REFORMS OF PETER THE GREAT IN EVALUATION OF EURASIANIST CLASSICS

The article is devoted to the crucial point of Eurasianism formed in Russian emigration after 1917 revolution (N. S. Trubetskoy, G. V. Florovsky, P. N. Savicky, P. P. Suvchinsky and others). The debate on Peter the Great reforms became the continuation of old discussions between slavophiles and westernizers took place hundred years ago. Controversy over the person and doings of Russian Tsar in twentieth century received new features because of the new historical circumstances i. e. the World war and Russian revolution. Historiosophical analysis of Peter’s reforms by Eurasianists formed major background for the formulation of some specific doctrines i. e. the theory of “Uppers” and “Lowers” in each culture; the conception of “true” and “false” nationalism and finally the new version of Russian idea. There were some specific concepts elaborated also on the reflection of Peter’s reform. Such as: “mestorazvitie” (place-development”, “ruling idea”, “continent-ocean”, “Russia-Evrasia” etc. According to classics of Eurasianism general course of Peter’s reforms in direction of “Russian westernism” became one of the fundamental reasons for the future appearance of radical revolutionary ideas. Eurasianists consider Peter the Great to be predecessor of Russian bolshevism. According to them the evident parallel between Tsar Peter and Bolshevik leaders lies in similarity of general methodological preoccupations: instead of the looking for the inner proper characteristics of Russian Eurasian civilization both Tsar-reformer and Bolsheviks had been found it’s sources for growth in outer stimulus both of the cosmopolitan origin - in Roman-Germanic culture or in proletarian internationalism. “Exodus to East” declared by Eurasianists instead of the Petrine “Exodus to West” did not mean however the total negation of Western type of civilization and total “turn to the West”. It means only taking in account mixed and complicated character of unique Russian civilization could not be reduced exclusively to the West or to the East. This reduction is impossible because of the uniqueness of Russian Eurasian civilization which includes various ethno-geographical zones of whole Humanity such as West, East, South and North.

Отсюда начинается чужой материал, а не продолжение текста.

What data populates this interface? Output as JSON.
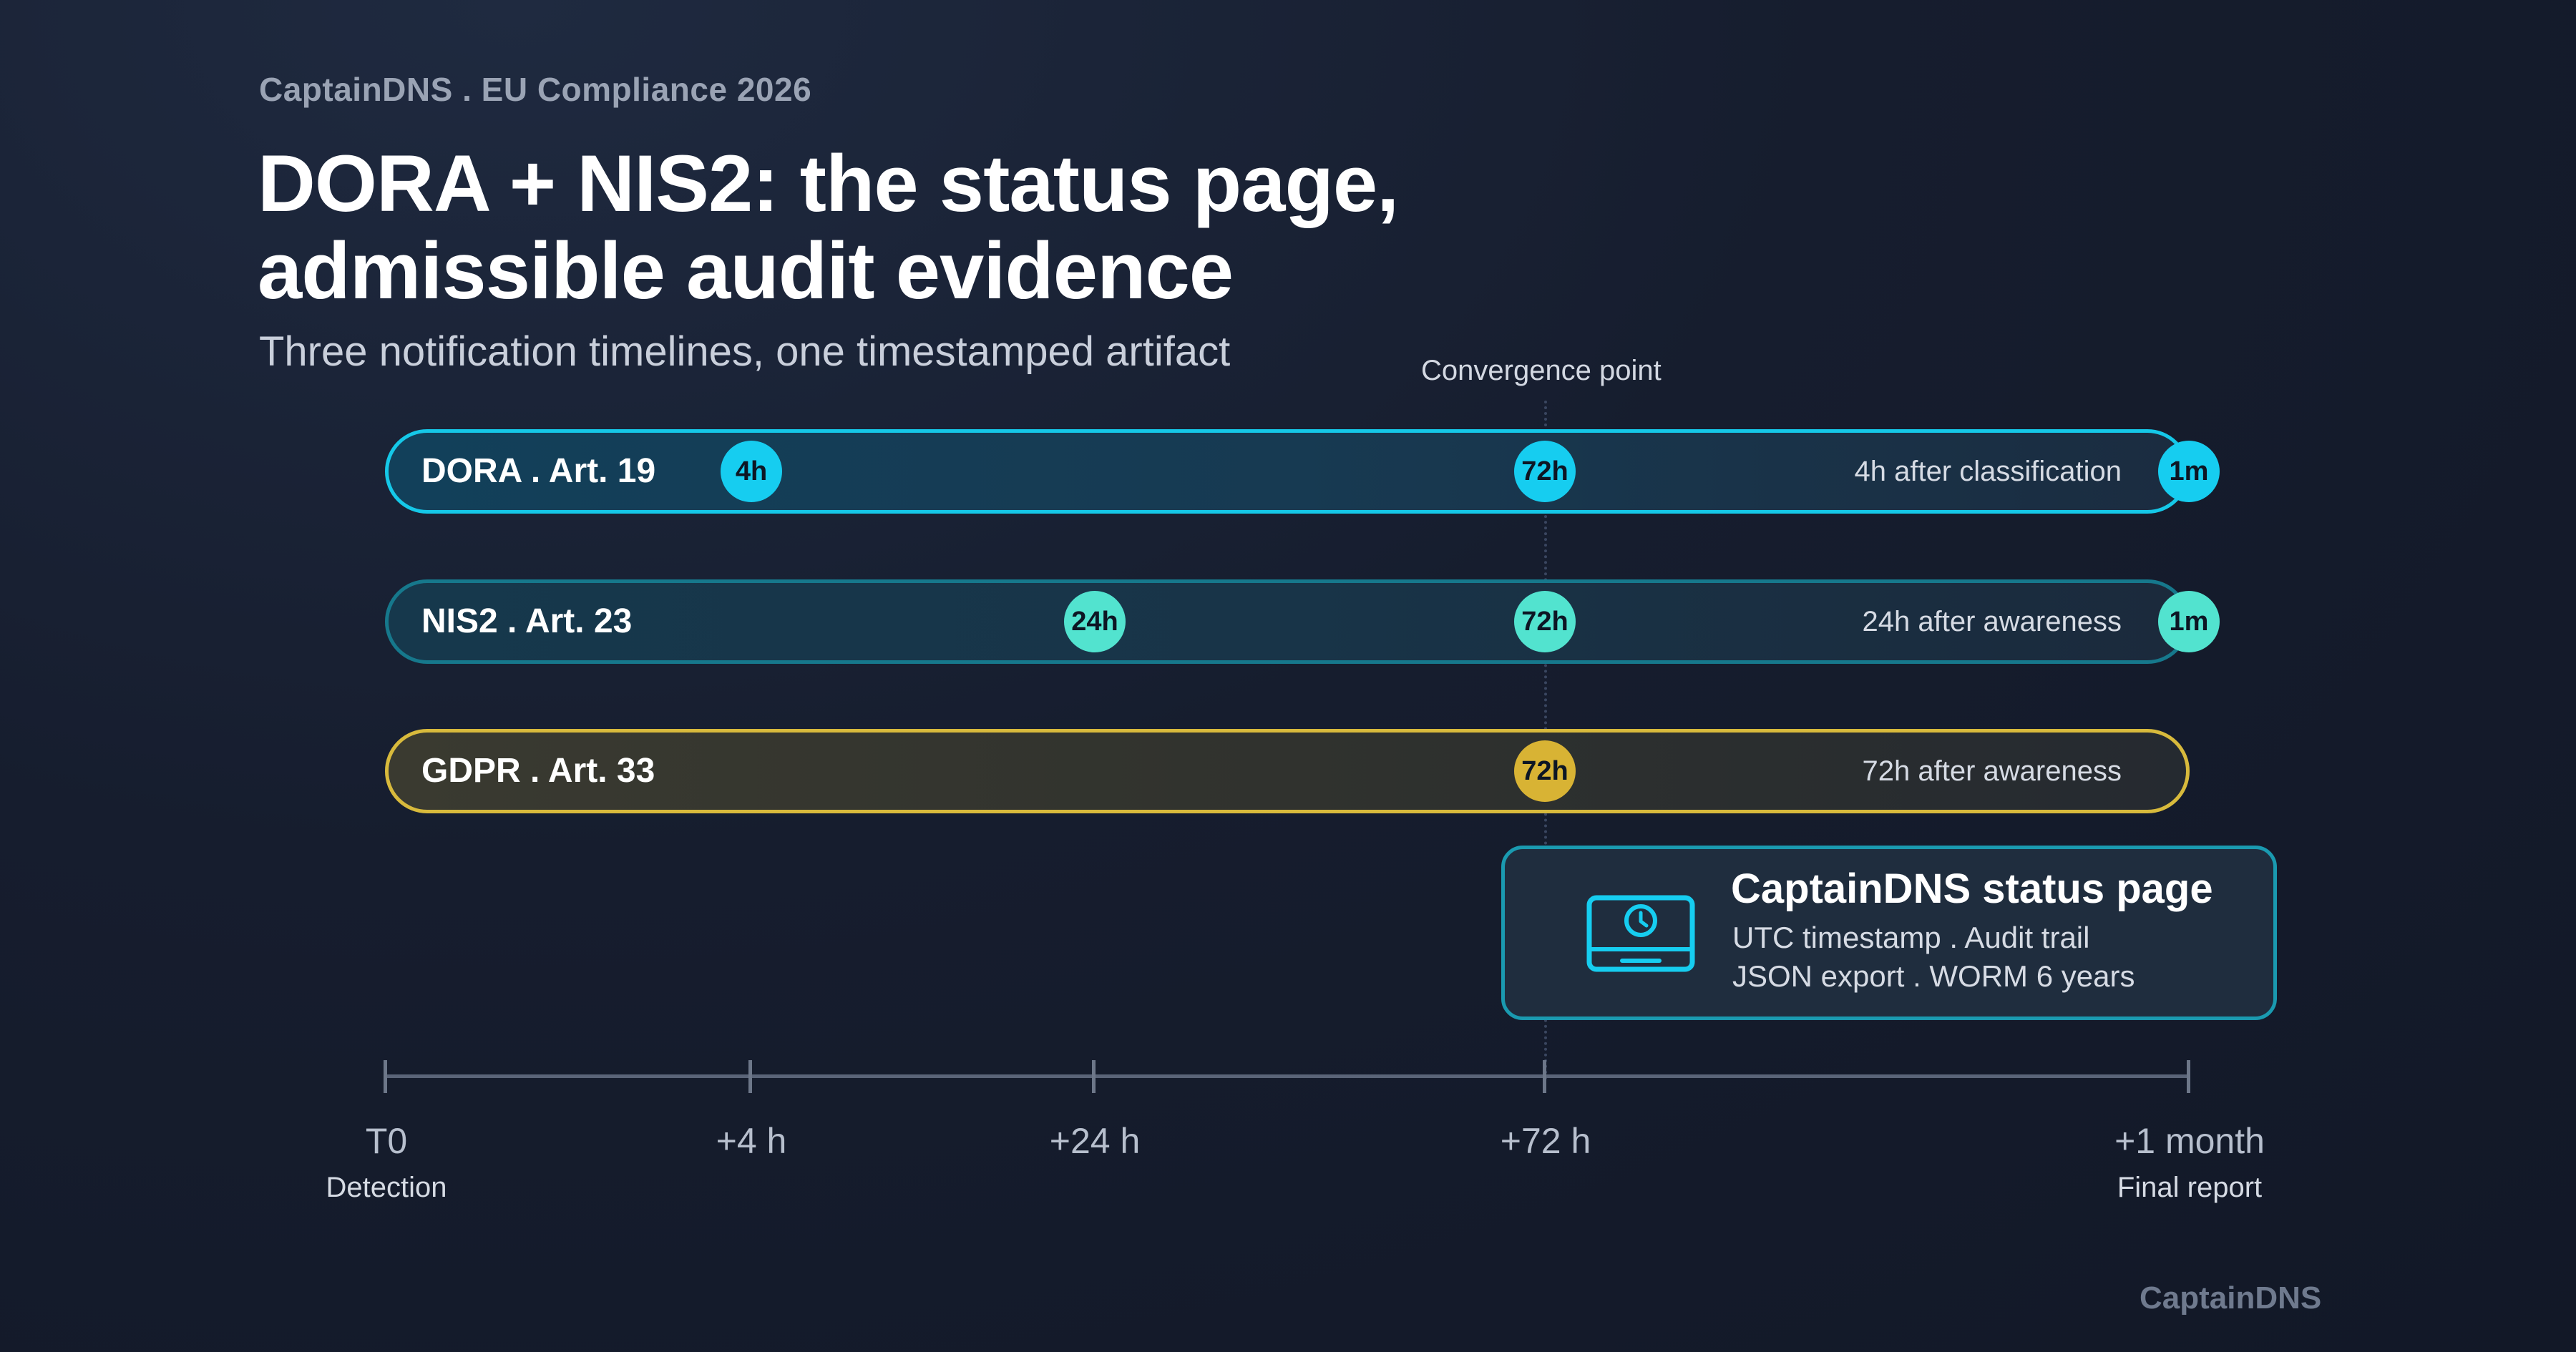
{
  "eyebrow": "CaptainDNS . EU Compliance 2026",
  "title_line1": "DORA + NIS2: the status page,",
  "title_line2": "admissible audit evidence",
  "subtitle": "Three notification timelines, one timestamped artifact",
  "convergence_label": "Convergence point",
  "lanes": [
    {
      "label": "DORA . Art. 19",
      "description": "4h after classification",
      "markers": [
        {
          "text": "4h",
          "color": "cyan"
        },
        {
          "text": "72h",
          "color": "cyan"
        },
        {
          "text": "1m",
          "color": "cyan"
        }
      ]
    },
    {
      "label": "NIS2 . Art. 23",
      "description": "24h after awareness",
      "markers": [
        {
          "text": "24h",
          "color": "teal"
        },
        {
          "text": "72h",
          "color": "teal"
        },
        {
          "text": "1m",
          "color": "teal"
        }
      ]
    },
    {
      "label": "GDPR . Art. 33",
      "description": "72h after awareness",
      "markers": [
        {
          "text": "72h",
          "color": "gold"
        }
      ]
    }
  ],
  "card": {
    "icon": "monitor-clock-icon",
    "title": "CaptainDNS status page",
    "line1": "UTC timestamp . Audit trail",
    "line2": "JSON export . WORM 6 years"
  },
  "axis": {
    "ticks": [
      {
        "label": "T0",
        "sub": "Detection"
      },
      {
        "label": "+4 h",
        "sub": ""
      },
      {
        "label": "+24 h",
        "sub": ""
      },
      {
        "label": "+72 h",
        "sub": ""
      },
      {
        "label": "+1 month",
        "sub": "Final report"
      }
    ]
  },
  "footer": "CaptainDNS",
  "colors": {
    "cyan": "#16cdf0",
    "teal": "#52e3cf",
    "gold": "#d8b334",
    "background": "#161d2e"
  }
}
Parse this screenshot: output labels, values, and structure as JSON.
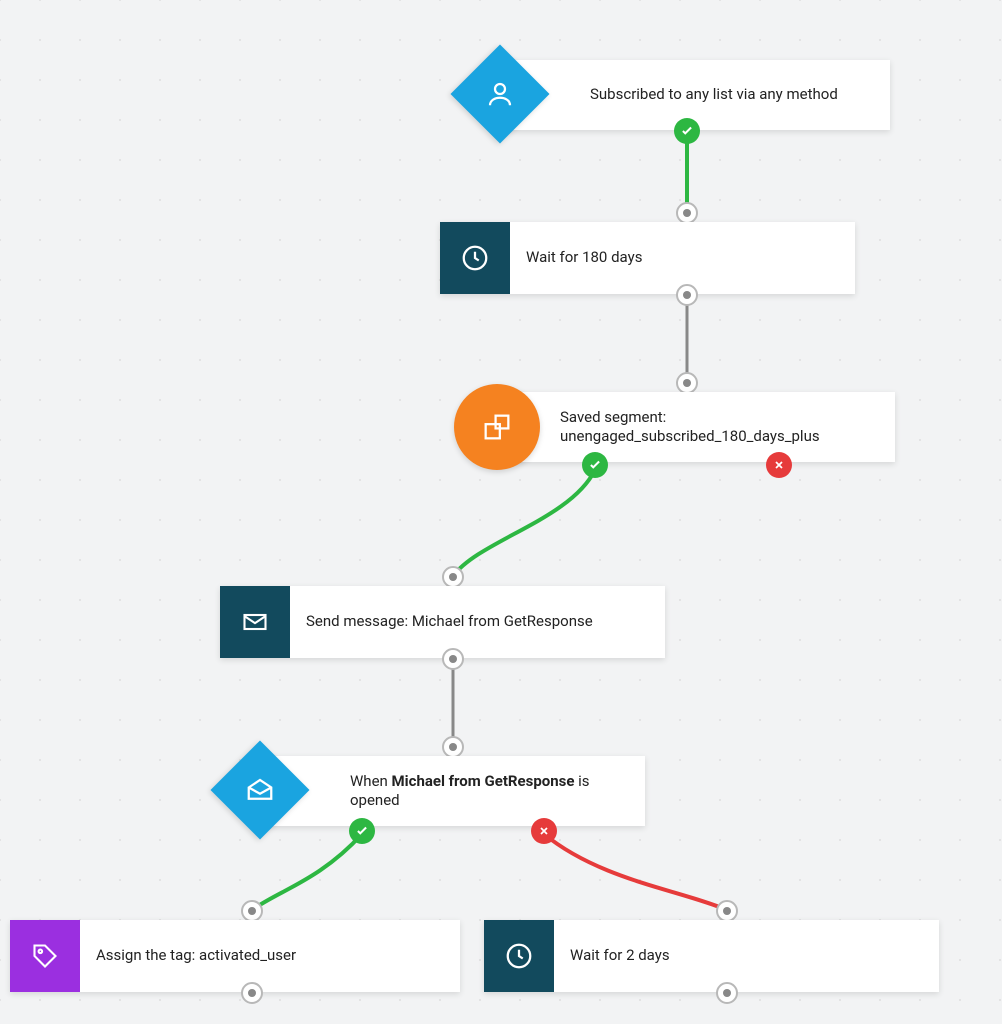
{
  "colors": {
    "blue": "#1aa4e0",
    "teal": "#124a5d",
    "orange": "#f58220",
    "purple": "#9b2fe0",
    "green": "#2db742",
    "red": "#e63b3b"
  },
  "nodes": {
    "trigger": {
      "text": "Subscribed to any list via any method",
      "icon": "user-icon",
      "shape": "diamond-blue"
    },
    "wait180": {
      "text": "Wait for 180 days",
      "icon": "clock-icon",
      "shape": "square-teal"
    },
    "segment": {
      "text": "Saved segment: unengaged_subscribed_180_days_plus",
      "icon": "segment-icon",
      "shape": "circle-orange"
    },
    "send": {
      "text_prefix": "Send message: ",
      "text_value": "Michael from GetResponse",
      "icon": "mail-icon",
      "shape": "square-teal"
    },
    "opened": {
      "text_prefix": "When ",
      "text_bold": "Michael from GetResponse",
      "text_suffix": " is opened",
      "icon": "open-mail-icon",
      "shape": "diamond-blue"
    },
    "assign": {
      "text": "Assign the tag: activated_user",
      "icon": "tag-icon",
      "shape": "square-purple"
    },
    "wait2": {
      "text": "Wait for 2 days",
      "icon": "clock-icon",
      "shape": "square-teal"
    }
  }
}
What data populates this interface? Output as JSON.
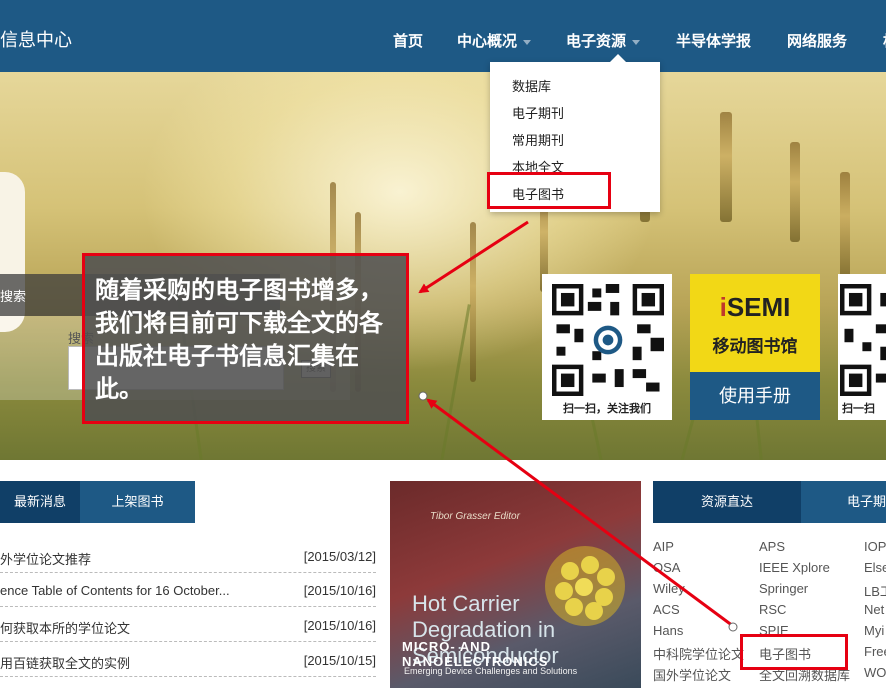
{
  "header": {
    "site_title": "信息中心",
    "nav": [
      {
        "label": "首页"
      },
      {
        "label": "中心概况"
      },
      {
        "label": "电子资源"
      },
      {
        "label": "半导体学报"
      },
      {
        "label": "网络服务"
      },
      {
        "label": "松"
      }
    ]
  },
  "dropdown": {
    "items": [
      "数据库",
      "电子期刊",
      "常用期刊",
      "本地全文",
      "电子图书"
    ],
    "highlighted": "电子图书"
  },
  "search": {
    "tab_label": "搜索",
    "hint": "搜索",
    "button_label": "搜索"
  },
  "callout": {
    "text": "随着采购的电子图书增多，我们将目前可下载全文的各出版社电子书信息汇集在此。"
  },
  "qr_cards": [
    {
      "caption": "扫一扫，关注我们"
    },
    {
      "caption": "扫一扫"
    }
  ],
  "isemi": {
    "logo_i": "i",
    "logo_rest": "SEMI",
    "subtitle": "移动图书馆",
    "manual": "使用手册"
  },
  "news": {
    "tabs": [
      "最新消息",
      "上架图书"
    ],
    "rows": [
      {
        "title": "外学位论文推荐",
        "date": "[2015/03/12]"
      },
      {
        "title": "ence Table of Contents for 16 October...",
        "date": "[2015/10/16]"
      },
      {
        "title": "何获取本所的学位论文",
        "date": "[2015/10/16]"
      },
      {
        "title": "用百链获取全文的实例",
        "date": "[2015/10/15]"
      }
    ]
  },
  "book": {
    "author": "Tibor Grasser Editor",
    "title": "Hot Carrier Degradation in Semiconductor",
    "series": "MICRO- AND NANOELECTRONICS",
    "subtitle": "Emerging Device Challenges and Solutions"
  },
  "resources": {
    "tabs": [
      "资源直达",
      "电子期"
    ],
    "columns": [
      [
        "AIP",
        "OSA",
        "Wiley",
        "ACS",
        "Hans",
        "中科院学位论文",
        "国外学位论文"
      ],
      [
        "APS",
        "IEEE Xplore",
        "Springer",
        "RSC",
        "SPIE",
        "电子图书",
        "全文回溯数据库"
      ],
      [
        "IOP",
        "Else",
        "LB工",
        "Net",
        "Myi",
        "Free",
        "WO"
      ]
    ],
    "highlighted": "电子图书"
  },
  "colors": {
    "header_bg": "#1e5985",
    "accent_red": "#e60012",
    "tab_dark": "#103f67",
    "tab_blue": "#1e5985"
  }
}
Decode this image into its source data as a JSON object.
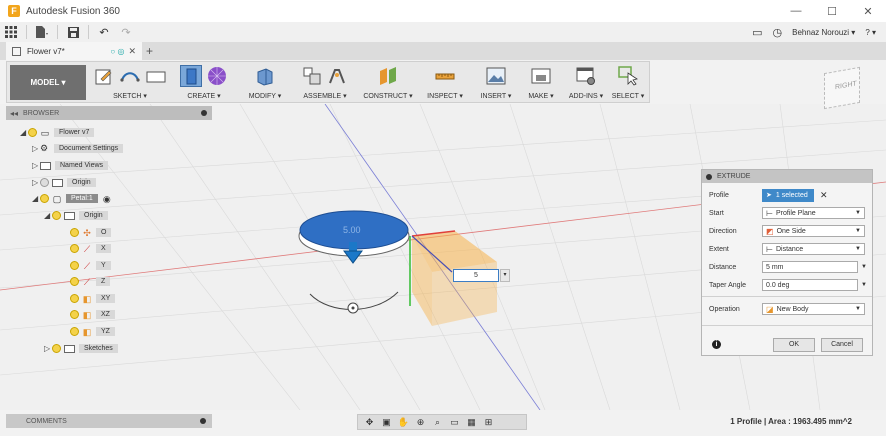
{
  "window": {
    "title": "Autodesk Fusion 360",
    "minimize_glyph": "—",
    "maximize_glyph": "☐",
    "close_glyph": "✕"
  },
  "quick_access": {
    "user_name": "Behnaz Norouzi ▾",
    "help_label": "? ▾"
  },
  "document_tab": {
    "name": "Flower v7*",
    "status_glyph": "○ ◎",
    "close_glyph": "✕",
    "new_tab_glyph": "+"
  },
  "ribbon": {
    "workspace_label": "MODEL ▾",
    "groups": [
      {
        "label": "SKETCH ▾"
      },
      {
        "label": "CREATE ▾"
      },
      {
        "label": "MODIFY ▾"
      },
      {
        "label": "ASSEMBLE ▾"
      },
      {
        "label": "CONSTRUCT ▾"
      },
      {
        "label": "INSPECT ▾"
      },
      {
        "label": "INSERT ▾"
      },
      {
        "label": "MAKE ▾"
      },
      {
        "label": "ADD-INS ▾"
      },
      {
        "label": "SELECT ▾"
      }
    ]
  },
  "viewcube": {
    "face_label": "RIGHT"
  },
  "browser": {
    "header": "BROWSER",
    "items": [
      {
        "label": "Flower v7"
      },
      {
        "label": "Document Settings"
      },
      {
        "label": "Named Views"
      },
      {
        "label": "Origin"
      },
      {
        "label": "Petal:1"
      },
      {
        "label": "Origin"
      },
      {
        "label": "O"
      },
      {
        "label": "X"
      },
      {
        "label": "Y"
      },
      {
        "label": "Z"
      },
      {
        "label": "XY"
      },
      {
        "label": "XZ"
      },
      {
        "label": "YZ"
      },
      {
        "label": "Sketches"
      }
    ]
  },
  "viewport": {
    "dimension_label": "5.00",
    "distance_input_value": "5"
  },
  "extrude": {
    "title": "EXTRUDE",
    "rows": [
      {
        "label": "Profile",
        "value": "1 selected"
      },
      {
        "label": "Start",
        "value": "Profile Plane"
      },
      {
        "label": "Direction",
        "value": "One Side"
      },
      {
        "label": "Extent",
        "value": "Distance"
      },
      {
        "label": "Distance",
        "value": "5 mm"
      },
      {
        "label": "Taper Angle",
        "value": "0.0 deg"
      },
      {
        "label": "Operation",
        "value": "New Body"
      }
    ],
    "ok_label": "OK",
    "cancel_label": "Cancel"
  },
  "comments": {
    "header": "COMMENTS"
  },
  "status": {
    "text": "1 Profile | Area : 1963.495 mm^2"
  },
  "colors": {
    "accent_blue": "#3f89c9",
    "sketch_fill": "#2f6fc4",
    "extrude_preview": "#f7b24a"
  }
}
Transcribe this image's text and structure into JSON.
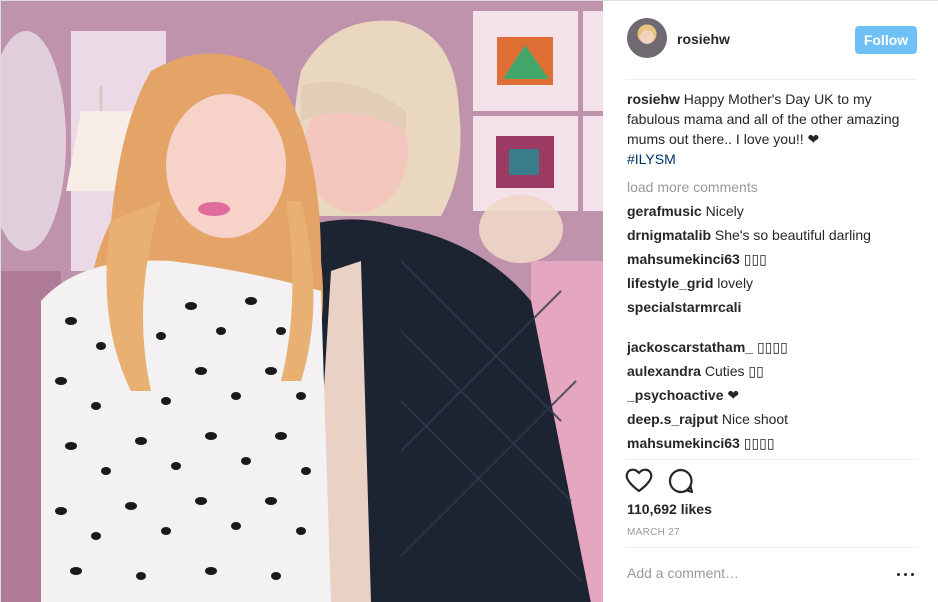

Текст научной работы на тему «РЕФОРМЫ ПЕТРА ВЕЛИКОГО В ОЦЕНКЕ КЛАССИКОВ ЕВРАЗИЙСТВА»

DOI10.25991/VRHGA.2021.21.4.011 УДК 1 (091)

М. А. Маслин *

РЕФОРМЫ ПЕТРА ВЕЛИКОГО В ОЦЕНКЕ КЛАССИКОВ ЕВРАЗИЙСТВА**

Статья посвящена анализу одного из ключевых моментов евразийских дискуссий в русском послеоктябрьском зарубежье, которые вели классики данного идейного течения — Н. С. Трубецкой, П. Н. Савицкий, Г. В. Флоровский, П. П. Сувчинский и др. Споры о петровских реформах стали продолжением дискуссий столетней давности между славянофилами и западниками с той разницей, что проходили они в зарубежье и в их орбиту были вовлечены небывалые ранее события, такие как Мировая война и русская революция. На основе историософского анализа темы петровских реформ в философии евразийства возникли основополагающие концепции, такие как теория «верхов и «низов» в культуре, теория «истинного» и «ложного» национализма и, наконец, евразийская версия религиозной философемы русской идеи. Евразийцы выдвинули тезис о генетической связи между петровскими реформами и большевизмом, утверждая, что оба исторические явления покоятся на основаниях «ложного национализма» — в первом случае на тотальном подражании романо-германству, а во втором — на «пролетарском интернационализме». Но тот и другой одинаково стремятся к выведению особенностей русской цивилизации не из внутренне присущих ей качеств, а из чуждых ей внешних источников. Критика русского западничества, ведущего свою родословную от царя-реформатора, и провозглашение евразийцами «исхода к Востоку» были прежде всего призывом к избавлению от бездумного подражательства и отысканию путей развития России на основе «истинного национализма». «Оправдание национализма» и «растабуирование» темы русского национализма составляют, по оценке Николая Трубецкого и Петра Савицкого, центральное содержание евразийства как идейного течения, значение которого существенно возросло в постсоветскую эпоху.

Маслин Михаил Александрович, доктор философских наук, профессор, Московский государственный университет им. М. В. Ломоносова; mmaslin@yandex.ru

Исследование выполнено при финансовой поддержке РФФИ в рамках научного проекта № 20-011-42008 «Петр Великий: pro et contra. Личность и реформы Петра Великого в философско-культурологической и политологической рефлексии. Российский опыт и зарубежные контексты».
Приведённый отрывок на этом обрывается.